Butyrylcholinesterase is a serine hydrolase that catalyzes the hydrolysis of esters in the body. Unlike its sister enzyme acetylcholinesterase, butyrylcholinesterase has a broad substrate scope and lower acetylcholine catalytic efficiency. The difference in tissue distribution and inhibitor sensitivity also points to its involvement external to cholinergic neurotransmission. Initial studies on butyrylcholinesterase showed that the inhibition of the enzyme led to the increment of brain acetylcholine levels. Further gene knockout studies suggested its involvement in the regulation of amyloid-beta, a brain pathogenic protein. Thus, it is an interesting target for neurological disorders such as Alzheimer's disease.
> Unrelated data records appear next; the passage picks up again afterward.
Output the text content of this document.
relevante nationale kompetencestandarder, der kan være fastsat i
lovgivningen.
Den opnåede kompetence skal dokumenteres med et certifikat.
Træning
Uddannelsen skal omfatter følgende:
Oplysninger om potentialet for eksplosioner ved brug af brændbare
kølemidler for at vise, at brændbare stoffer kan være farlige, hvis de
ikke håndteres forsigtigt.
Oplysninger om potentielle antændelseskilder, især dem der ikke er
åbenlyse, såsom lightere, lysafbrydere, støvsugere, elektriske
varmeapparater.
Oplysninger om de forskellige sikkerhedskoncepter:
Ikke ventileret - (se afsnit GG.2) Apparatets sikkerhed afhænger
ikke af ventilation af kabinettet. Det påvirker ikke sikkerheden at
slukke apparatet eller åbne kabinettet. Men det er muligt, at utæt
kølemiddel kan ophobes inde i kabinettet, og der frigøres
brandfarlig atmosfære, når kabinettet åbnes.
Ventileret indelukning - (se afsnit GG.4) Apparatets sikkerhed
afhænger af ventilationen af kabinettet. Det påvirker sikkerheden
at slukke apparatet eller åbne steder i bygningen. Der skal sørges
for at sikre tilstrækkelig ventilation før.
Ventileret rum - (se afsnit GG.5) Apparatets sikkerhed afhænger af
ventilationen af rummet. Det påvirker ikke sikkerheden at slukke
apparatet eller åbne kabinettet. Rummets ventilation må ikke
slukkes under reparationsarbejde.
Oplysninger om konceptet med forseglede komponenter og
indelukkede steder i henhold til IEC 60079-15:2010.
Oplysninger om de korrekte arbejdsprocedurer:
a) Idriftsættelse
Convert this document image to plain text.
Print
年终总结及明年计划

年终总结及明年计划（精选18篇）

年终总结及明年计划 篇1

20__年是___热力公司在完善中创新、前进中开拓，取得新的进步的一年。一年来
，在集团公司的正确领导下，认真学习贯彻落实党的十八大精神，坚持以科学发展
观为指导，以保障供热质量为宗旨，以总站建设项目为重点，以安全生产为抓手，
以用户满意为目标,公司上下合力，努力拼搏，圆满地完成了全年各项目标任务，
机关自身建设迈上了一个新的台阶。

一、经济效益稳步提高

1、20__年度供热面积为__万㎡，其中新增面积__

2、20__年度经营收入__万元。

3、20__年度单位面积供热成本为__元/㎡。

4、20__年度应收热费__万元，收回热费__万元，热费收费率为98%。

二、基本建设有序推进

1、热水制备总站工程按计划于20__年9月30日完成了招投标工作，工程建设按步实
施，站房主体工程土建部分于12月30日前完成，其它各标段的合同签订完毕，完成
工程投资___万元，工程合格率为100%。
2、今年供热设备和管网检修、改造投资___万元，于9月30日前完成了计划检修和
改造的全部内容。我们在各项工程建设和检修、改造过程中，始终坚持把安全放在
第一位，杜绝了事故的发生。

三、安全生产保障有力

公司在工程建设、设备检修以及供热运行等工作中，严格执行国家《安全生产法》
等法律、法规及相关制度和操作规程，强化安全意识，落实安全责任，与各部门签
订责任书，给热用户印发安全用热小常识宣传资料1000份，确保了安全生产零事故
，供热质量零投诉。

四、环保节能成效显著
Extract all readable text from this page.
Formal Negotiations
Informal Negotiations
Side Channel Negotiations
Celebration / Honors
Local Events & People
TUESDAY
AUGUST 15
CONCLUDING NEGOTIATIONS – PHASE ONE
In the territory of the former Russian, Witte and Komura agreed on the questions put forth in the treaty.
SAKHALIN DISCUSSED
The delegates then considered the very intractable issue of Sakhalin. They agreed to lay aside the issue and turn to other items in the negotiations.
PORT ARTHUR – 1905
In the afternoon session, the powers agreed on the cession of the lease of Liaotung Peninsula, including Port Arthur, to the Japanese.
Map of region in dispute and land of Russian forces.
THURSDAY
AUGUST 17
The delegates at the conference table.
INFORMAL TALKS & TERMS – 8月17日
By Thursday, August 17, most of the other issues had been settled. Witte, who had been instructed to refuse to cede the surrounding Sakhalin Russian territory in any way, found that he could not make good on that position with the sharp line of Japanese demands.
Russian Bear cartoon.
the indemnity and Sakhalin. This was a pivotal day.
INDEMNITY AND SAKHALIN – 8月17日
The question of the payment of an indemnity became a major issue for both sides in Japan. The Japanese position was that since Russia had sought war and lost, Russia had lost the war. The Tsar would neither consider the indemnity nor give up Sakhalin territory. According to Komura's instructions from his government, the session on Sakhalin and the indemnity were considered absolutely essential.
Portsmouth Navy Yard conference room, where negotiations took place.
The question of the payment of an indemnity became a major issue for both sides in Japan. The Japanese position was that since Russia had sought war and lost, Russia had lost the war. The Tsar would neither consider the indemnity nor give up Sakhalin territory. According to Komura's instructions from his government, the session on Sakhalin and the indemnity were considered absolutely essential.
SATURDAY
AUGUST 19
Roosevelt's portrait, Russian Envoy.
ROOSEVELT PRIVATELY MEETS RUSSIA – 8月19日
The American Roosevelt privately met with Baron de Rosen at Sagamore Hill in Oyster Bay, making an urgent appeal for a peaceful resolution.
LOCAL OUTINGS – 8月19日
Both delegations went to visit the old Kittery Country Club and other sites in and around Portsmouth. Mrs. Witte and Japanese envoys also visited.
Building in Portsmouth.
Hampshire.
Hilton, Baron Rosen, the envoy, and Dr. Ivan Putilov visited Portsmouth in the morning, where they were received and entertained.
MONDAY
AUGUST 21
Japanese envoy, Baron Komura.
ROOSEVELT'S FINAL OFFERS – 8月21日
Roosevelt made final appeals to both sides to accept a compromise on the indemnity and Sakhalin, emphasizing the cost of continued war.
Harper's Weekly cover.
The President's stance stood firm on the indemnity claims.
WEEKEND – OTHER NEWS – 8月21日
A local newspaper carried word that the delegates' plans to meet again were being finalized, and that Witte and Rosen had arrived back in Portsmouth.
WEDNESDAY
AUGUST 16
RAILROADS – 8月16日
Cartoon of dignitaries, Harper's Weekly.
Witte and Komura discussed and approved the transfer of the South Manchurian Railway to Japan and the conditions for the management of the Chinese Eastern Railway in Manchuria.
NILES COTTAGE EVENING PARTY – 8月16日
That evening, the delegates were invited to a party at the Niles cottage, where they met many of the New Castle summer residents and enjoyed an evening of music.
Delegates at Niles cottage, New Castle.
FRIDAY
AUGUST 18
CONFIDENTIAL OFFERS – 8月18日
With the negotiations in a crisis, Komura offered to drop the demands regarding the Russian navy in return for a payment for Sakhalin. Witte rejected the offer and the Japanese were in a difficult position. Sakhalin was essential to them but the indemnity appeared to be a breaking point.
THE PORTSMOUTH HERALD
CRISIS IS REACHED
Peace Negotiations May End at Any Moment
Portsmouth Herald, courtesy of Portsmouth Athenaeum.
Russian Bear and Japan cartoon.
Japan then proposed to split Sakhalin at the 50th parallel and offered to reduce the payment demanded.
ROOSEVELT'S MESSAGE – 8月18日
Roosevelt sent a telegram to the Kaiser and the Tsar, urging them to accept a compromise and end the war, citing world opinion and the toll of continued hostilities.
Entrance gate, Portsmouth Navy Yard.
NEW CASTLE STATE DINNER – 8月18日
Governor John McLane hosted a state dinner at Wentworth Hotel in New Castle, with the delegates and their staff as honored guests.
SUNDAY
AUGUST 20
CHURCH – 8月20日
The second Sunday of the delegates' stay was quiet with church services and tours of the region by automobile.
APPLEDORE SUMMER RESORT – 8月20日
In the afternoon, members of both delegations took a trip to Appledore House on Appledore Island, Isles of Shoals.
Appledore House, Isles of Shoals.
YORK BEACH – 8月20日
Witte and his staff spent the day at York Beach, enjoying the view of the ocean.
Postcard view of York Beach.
The substrate scope of butyrylcholinesterase was recently found to include cocaine, as well as ghrelin, the "hunger hormone". These findings led to the development of recombinant butyrylcholinesterase mutants and viral gene therapy to combat cocaine addiction, along with in-depth studies on the significance of butyrylcholinesterase in obesity. It is observed that the pharmacological impact of butyrylcholinesterase increased in tandem with each reported finding. Not only is the enzyme now considered an important pharmacological target, it is also becoming an important tool to study the biological pathways in various diseases. Here, we review and summarize the biochemical properties of butyrylcholinesterase and its roles, as a cholinergic neurotransmitter, in various diseases, particularly neurodegenerative disorders.